Obesity is a growing epidemic in the United States, leading to increases in cases of nonalcoholic fatty liver disease (NAFLD), cardiovascular disease, and type 2 diabetes. A common characteristic of these diseases is aberrant lipid and glucose metabolism. This proposal centers on the nuclear hormone receptor, Liver Receptor Homolog 1 (LRH-1), which acts as an important regulator of lipid metabolism, reverse cholesterol transport, glucose sensing, and homeostasis. As such, LRH-1 represents a novel therapeutic target for metabolic diseases. LRH-1 binds to phospholipids (PLs), but until recently, the role of PLs in receptor activation was unclear. Recent studies identified dilauroylphosphatidylcholine (DLPC) as a specific LRH-1 agonist with potent anti-diabetic effects. Despite this untapped therapeutic potential, mechanisms through which LRH-1 is regulated by ligands remain poorly understood. The discovery that LRH-1 is regulated by PL ligands reveals an exciting potential to tune LRH-1 activity for the treatment of metabolic diseases. However, PLs (such as DLPC) are labile and not suitable for clinical use, necessitating the development of small molecule agonists. This has proved challenging thus far, since very few small molecules are capable of displacing endogenous lipids from the large, lipophilic binding pocket. Recent preliminary studies in our lab have characterized a potent class of small molecules that are capable of this feat. Our crystal structures of LRH-1 bound to a set of these agonists have uncovered novel mechanisms of receptor activation and have provided insights into strategies to improve agonist activity. The overall goal of this proposal is to develop improved small molecule modulators using a structure-based, rational design approach. X-ray crystallography combined with hydrogen deuterium exchange mass spectrometry, cellular assays, and animal studies will be used to address this goal in a series of three Aims. Aim 1. Design and synthesize potent, effective, and selective LRH-1 modulators Aim 2. Determine the molecular basis of allosteric modulation of LRH-1 by RJW100 analogues Aim 3. Evaluate the efficacy of LRH-1 modulators as anti-diabetic agents in obesity.
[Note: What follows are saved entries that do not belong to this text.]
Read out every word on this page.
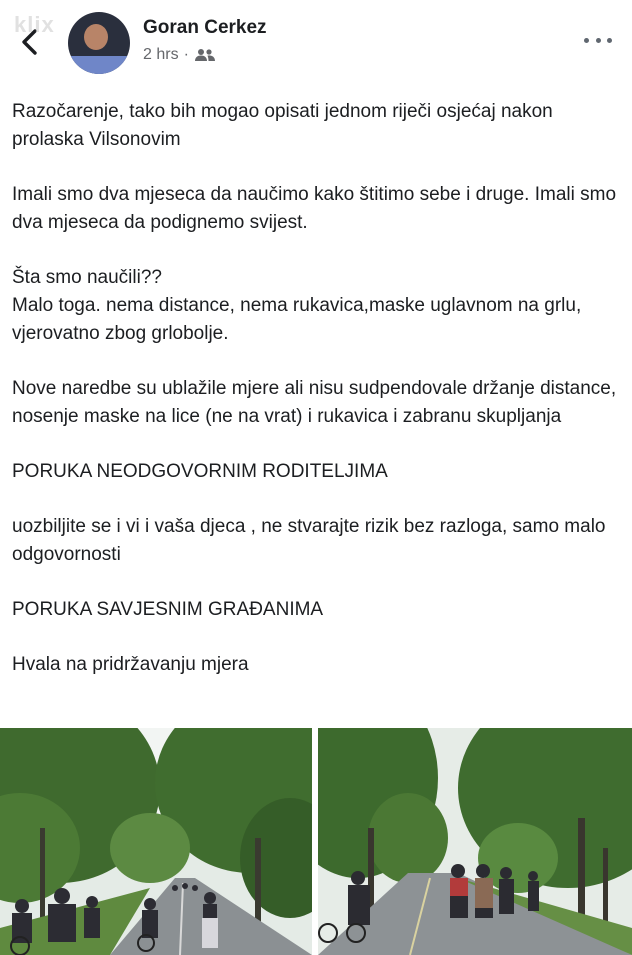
klix	Goran Cerkez
2 hrs ·

Razočarenje, tako bih mogao opisati jednom riječi osjećaj nakon prolaska Vilsonovim

Imali smo dva mjeseca da naučimo kako štitimo sebe i druge. Imali smo dva mjeseca da podignemo svijest.

Šta smo naučili??

Malo toga. nema distance, nema rukavica,maske uglavnom na grlu, vjerovatno zbog grlobolje.

Nove naredbe su ublažile mjere ali nisu sudpendovale držanje distance, nosenje maske na lice (ne na vrat) i rukavica i zabranu skupljanja

PORUKA NEODGOVORNIM RODITELJIMA

uozbiljite se i vi i vaša djeca , ne stvarajte rizik bez razloga, samo malo odgovornosti

PORUKA SAVJESNIM GRAĐANIMA

Hvala na pridržavanju mjera
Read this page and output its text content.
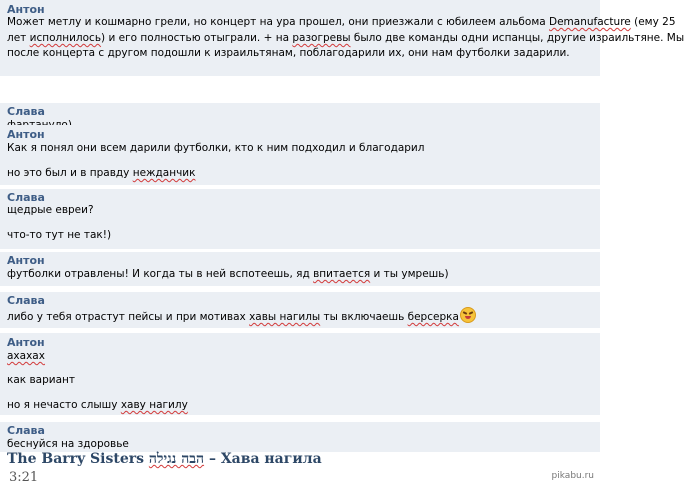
Антон
Может метлу и кошмарно грели, но концерт на ура прошел, они приезжали с юбилеем альбома Demanufacture (ему 25
лет исполнилось) и его полностью отыграли. + на разогревы было две команды одни испанцы, другие израильтяне. Мы
после концерта с другом подошли к израильтянам, поблагодарили их, они нам футболки задарили.
Слава
Антон
Как я понял они всем дарили футболки, кто к ним подходил и благодарил
но это был и в правду нежданчик
Слава
щедрые евреи?
что-то тут не так!)
Антон
футболки отравлены! И когда ты в ней вспотеешь, яд впитается и ты умрешь)
Слава
либо у тебя отрастут пейсы и при мотивах хавы нагилы ты включаешь берсерка
Антон
ахахах
как вариант
но я нечасто слышу хаву нагилу
Слава
беснуйся на здоровье
The Barry Sisters הבה נגילה – Хава нагила
3:21	pikabu.ru
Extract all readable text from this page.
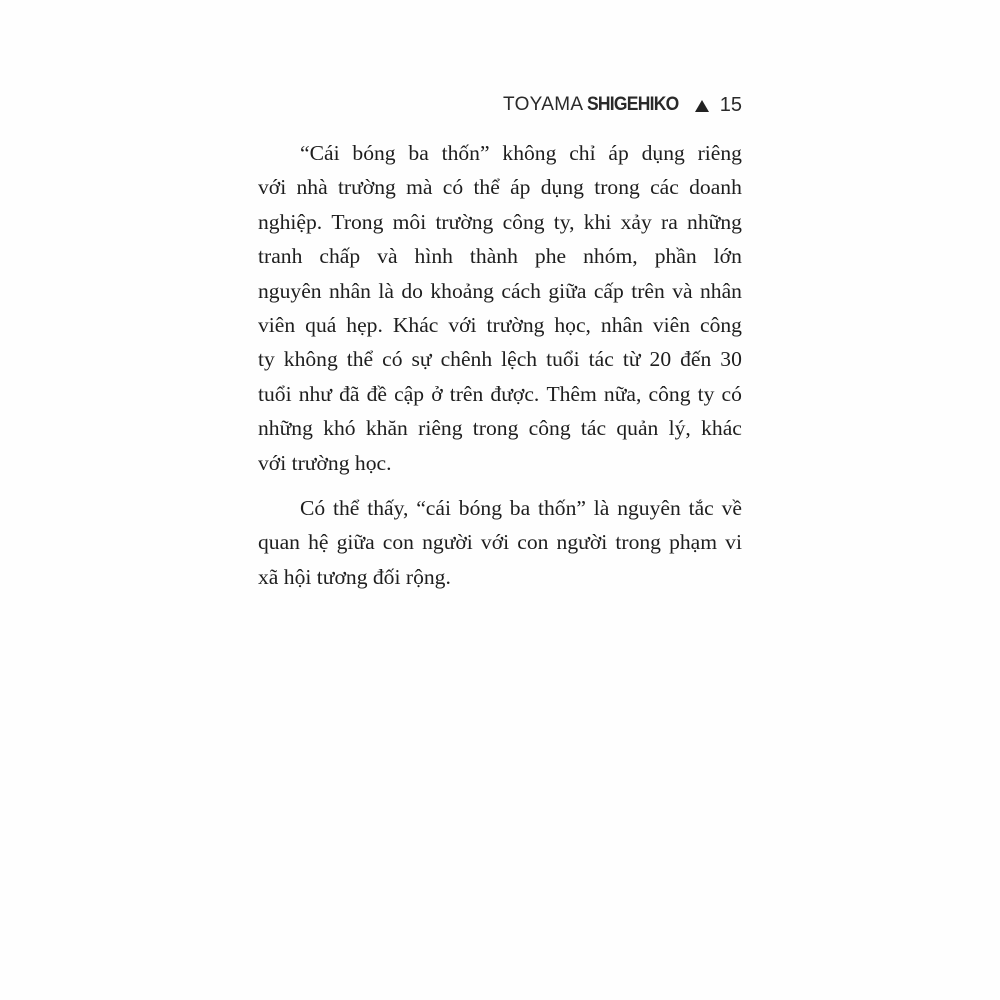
TOYAMA SHIGEHIKO 15
“Cái bóng ba thốn” không chỉ áp dụng riêng
với nhà trường mà có thể áp dụng trong các doanh
nghiệp. Trong môi trường công ty, khi xảy ra những
tranh chấp và hình thành phe nhóm, phần lớn
nguyên nhân là do khoảng cách giữa cấp trên và nhân
viên quá hẹp. Khác với trường học, nhân viên công
ty không thể có sự chênh lệch tuổi tác từ 20 đến 30
tuổi như đã đề cập ở trên được. Thêm nữa, công ty có
những khó khăn riêng trong công tác quản lý, khác
với trường học.
Có thể thấy, “cái bóng ba thốn” là nguyên tắc về
quan hệ giữa con người với con người trong phạm vi
xã hội tương đối rộng.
肥胖在美国日益流行，导致非酒精性脂肪性肝病（NAFLD）、心血管疾病和2型糖尿病的病例增加。这些疾病的一个共同特征是脂质和糖代谢异常。这一建议的中心是核激素受体，肝脏受体同源物1 (LRH-1)，它是脂质代谢、逆向胆固醇转运、葡萄糖感知和体内平衡的重要调节因子。因此，LRH-1代表了代谢性疾病的一个新的治疗靶点。LRH-1与磷脂（PLs）结合，但直到最近，PLs在受体激活中的作用尚不清楚。最近的研究发现，二氯酰磷脂酰胆碱（DLPC）是一种特异性的LRH-1激动剂，具有有效的抗糖尿病作用。尽管这种尚未开发的治疗潜力，LRH-1受配体调节的机制仍然知之甚少。LRH-1受PL配体调节的发现揭示了调节LRH-1活性以治疗代谢性疾病的令人兴奋的潜力。然而，PLs（如DLPC）不稳定，不适合临床使用，因此需要开发小分子激动剂。到目前为止，这已经被证明是具有挑战性的，因为很少有小分子能够从大的亲脂结合口袋中取代内源性脂质。我们实验室最近的初步研究表明，一类有效的小分子具有这种能力。我们的LRH-1结合这些激动剂的晶体结构揭示了受体激活的新机制，并为提高激动剂活性的策略提供了见解。本提案的总体目标是利用基于结构的合理设计方法开发改进的小分子调节剂。x射线晶体学结合氢氘交换质谱，细胞分析和动物研究将用于解决这一目标的一系列三个目标。目的1。设计和合成强效、有效和选择性的LRH-1调节剂确定RJW100类似物对LRH-1变构调节的分子基础评价LRH-1调节剂作为肥胖患者的抗糖尿病药物的疗效。